16.4.09

Igreja

Eu não tinha dado muita bola pras críticas do Joseph Ratzinger ao Nietzsche, mas de tanto falarem acabei indo lá ler a notícia no Estadão, de 10 passado. E até por ser Nietzsche um filósofo que cria instabilidades para os valores, perigoso, portanto, para a religião, continuava não vendo ali nada de anormal ou inesperado por parte da Santa Madre Igreja. Até que duas pessoas especialmente, e reproduzo a seguir ideias delas, me alertaram para o fato de que o discurso do Bento é uma puta de uma gafe, e por dois motivos: a) criticar Nietzsche objetiva, na verdade, exortar os fiéis a não o lerem, o que, no fim das contas, é um tiro pela culatra – proibir é estimular; b) esta proibição é anacrônica, medieval e, epa!, lembramos que Bento XVI antes de ser papa era prefeito da Congregação para Doutrina da Fé, um nome moderno para a Santa Inquisição.

E aqui no Brasil sabe-se que a expulsão de Leonardo Boff da Igreja tem um agente: o atual papa. Sua Igreja continua a mesma Igreja. E sobrevivem em nosso XXI os mesmos preconceitos, fantasmas, obscurantismos, misticismos e autoritarismos contra os quais se rebelaram os iluministas no XVIII. Deveríamos reviver Voltaire para vê-lo de novo dizer, Não concordo com nada... Ou não. Talvez nem precise. Porque essa coisa toda, de ouvir o outro lado, já criou raízes tão profundas em nosso modo de pensar, que mesmo entre os crentes há com certeza uma parcela que desobedecerá o interdito.

15.4.09

Estado

Se o Estado é tão somente uma máquina destinada a amortecer conflitos, a manter a ordem, a mediar interesses antagônicos, a minimizar os efeitos da desigualdade social, a possibilitar a dominação de um grupo de pessoas por outro grupo de pessoas, não é surpresa nenhuma que Protógenes Queiroz seja afastado de suas funções. A polícia federal, como parte de uma força especial armada com os impostos saqueados pelo Estado junto aos súditos, não foi criada para reprimir o grupo dominante. Esta anomalia está completamente fora de suas atribuições e, embora não pareça, isto é sério. A valer este raciocínio, Fausto Martin de Sanctis e Rodrigo de Grandis são os próximos.

11.4.09

Adriano

José Geraldo Couto mandou bem. Não é todo dia que caderno de esportes faz a gente pensar. Sobre o Adriano, imperador e tudo, ter decidido parar de jogar futebol e ganhar milhões de euros, chocando-nos a todos com tão grande e dupla perda (se bem que, pra mim, a perda maior é dos milhões mesmo; o Adriano é que nem aquele Luizão que vestiu a camisa dos quatro grandes de Sampa: faz gol, e ponto.), ele escreveu hoje na Fôia que:

Pululam as explicações fáceis, as respostas automáticas: é dor de corno, depressão, muita droga, birita, falta de estrutura, burrice pura e simples. Seja qual for a explicação mais convincente, Adriano criou um fato.
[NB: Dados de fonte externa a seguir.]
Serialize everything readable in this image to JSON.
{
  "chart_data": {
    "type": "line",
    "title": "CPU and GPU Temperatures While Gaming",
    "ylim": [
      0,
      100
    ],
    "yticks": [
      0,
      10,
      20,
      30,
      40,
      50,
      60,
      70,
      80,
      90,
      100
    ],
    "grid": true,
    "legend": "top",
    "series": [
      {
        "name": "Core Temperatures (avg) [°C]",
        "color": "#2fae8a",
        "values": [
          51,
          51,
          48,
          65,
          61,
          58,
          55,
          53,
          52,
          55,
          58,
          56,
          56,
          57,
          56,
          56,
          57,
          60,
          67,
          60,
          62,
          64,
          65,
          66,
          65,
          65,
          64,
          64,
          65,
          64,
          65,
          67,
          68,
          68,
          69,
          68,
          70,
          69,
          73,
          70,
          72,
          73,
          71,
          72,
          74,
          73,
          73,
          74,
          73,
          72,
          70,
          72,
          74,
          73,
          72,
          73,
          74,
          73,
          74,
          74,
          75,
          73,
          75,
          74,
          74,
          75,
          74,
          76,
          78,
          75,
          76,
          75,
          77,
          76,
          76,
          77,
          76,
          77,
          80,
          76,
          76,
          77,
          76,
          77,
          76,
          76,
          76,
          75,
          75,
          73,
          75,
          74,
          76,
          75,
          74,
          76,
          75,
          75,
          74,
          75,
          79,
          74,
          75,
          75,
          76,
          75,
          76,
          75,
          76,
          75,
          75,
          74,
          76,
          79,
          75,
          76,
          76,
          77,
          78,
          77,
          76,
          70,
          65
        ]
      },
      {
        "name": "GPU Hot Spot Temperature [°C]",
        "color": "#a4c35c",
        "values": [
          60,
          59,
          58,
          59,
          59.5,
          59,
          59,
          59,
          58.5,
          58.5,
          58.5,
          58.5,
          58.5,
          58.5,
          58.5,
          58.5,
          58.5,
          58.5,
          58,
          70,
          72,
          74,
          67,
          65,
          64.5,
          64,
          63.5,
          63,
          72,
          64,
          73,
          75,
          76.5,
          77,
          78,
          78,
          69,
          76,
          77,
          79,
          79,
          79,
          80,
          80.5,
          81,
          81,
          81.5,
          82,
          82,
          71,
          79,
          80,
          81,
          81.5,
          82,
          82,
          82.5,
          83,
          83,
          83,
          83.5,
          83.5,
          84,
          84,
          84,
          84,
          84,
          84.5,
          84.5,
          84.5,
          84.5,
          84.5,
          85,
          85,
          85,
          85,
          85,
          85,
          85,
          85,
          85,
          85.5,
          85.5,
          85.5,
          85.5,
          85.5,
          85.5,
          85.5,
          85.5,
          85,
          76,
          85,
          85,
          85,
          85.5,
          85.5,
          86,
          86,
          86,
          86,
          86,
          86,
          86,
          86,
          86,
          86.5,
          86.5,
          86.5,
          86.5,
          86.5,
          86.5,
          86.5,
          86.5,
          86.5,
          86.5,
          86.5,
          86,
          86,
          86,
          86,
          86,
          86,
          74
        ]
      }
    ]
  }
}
Tomou uma atitude inesperada num mundo de reações tão programadas e previsíveis. Foi na contramão da corrente hegemônica, desafinou o coro dos contentes. Seu gesto inquieta e perturba porque, na sua aparente irracionalidade, nos faz questionar a lógica absurda que comanda nossas vidas.

O leitor que acompanha ou suporta esta coluna sabe o quanto valorizo o lance que destoa: a furada, o frango, o erro. Deslizes que iluminam, que sobressaltam, que acordam. João Cabral de Melo Neto dizia que, em sua poesia, evitava "embalar" o leitor numa música que o fizesse deslizar como quem roda por uma estrada bem asfaltada. Preferia construir um caminho de pedras que, com seus solavancos, levasse o leitor a despertar.

Mal comparando, uma atitude como a de Adriano equivale a uma canelada, um tropeção, uma pedra com que se topa no meio do caminho. Quem quiser que se defenda do susto respondendo com as frases feitas citadas lá em cima. E quem tiver coragem que encare o Adriano que traz dentro de si.

3.4.09

O dilema das casas blindadas no Rio de Janeiro

"Es el eterno dilema: adaptarse ante la realidad de la violencia cotidiana, blindando a las favelas con muros y construcciones búnker o luchar sin cuartel para expulsar de ellas a los narcos que han creado en ese mundo marginal su imperio, sus leyes y su poder."

Juan Arias deve estar brincando. Achando que o dilema se reduz a isso, ou não conhece o Brasil ou não conhece o mundo.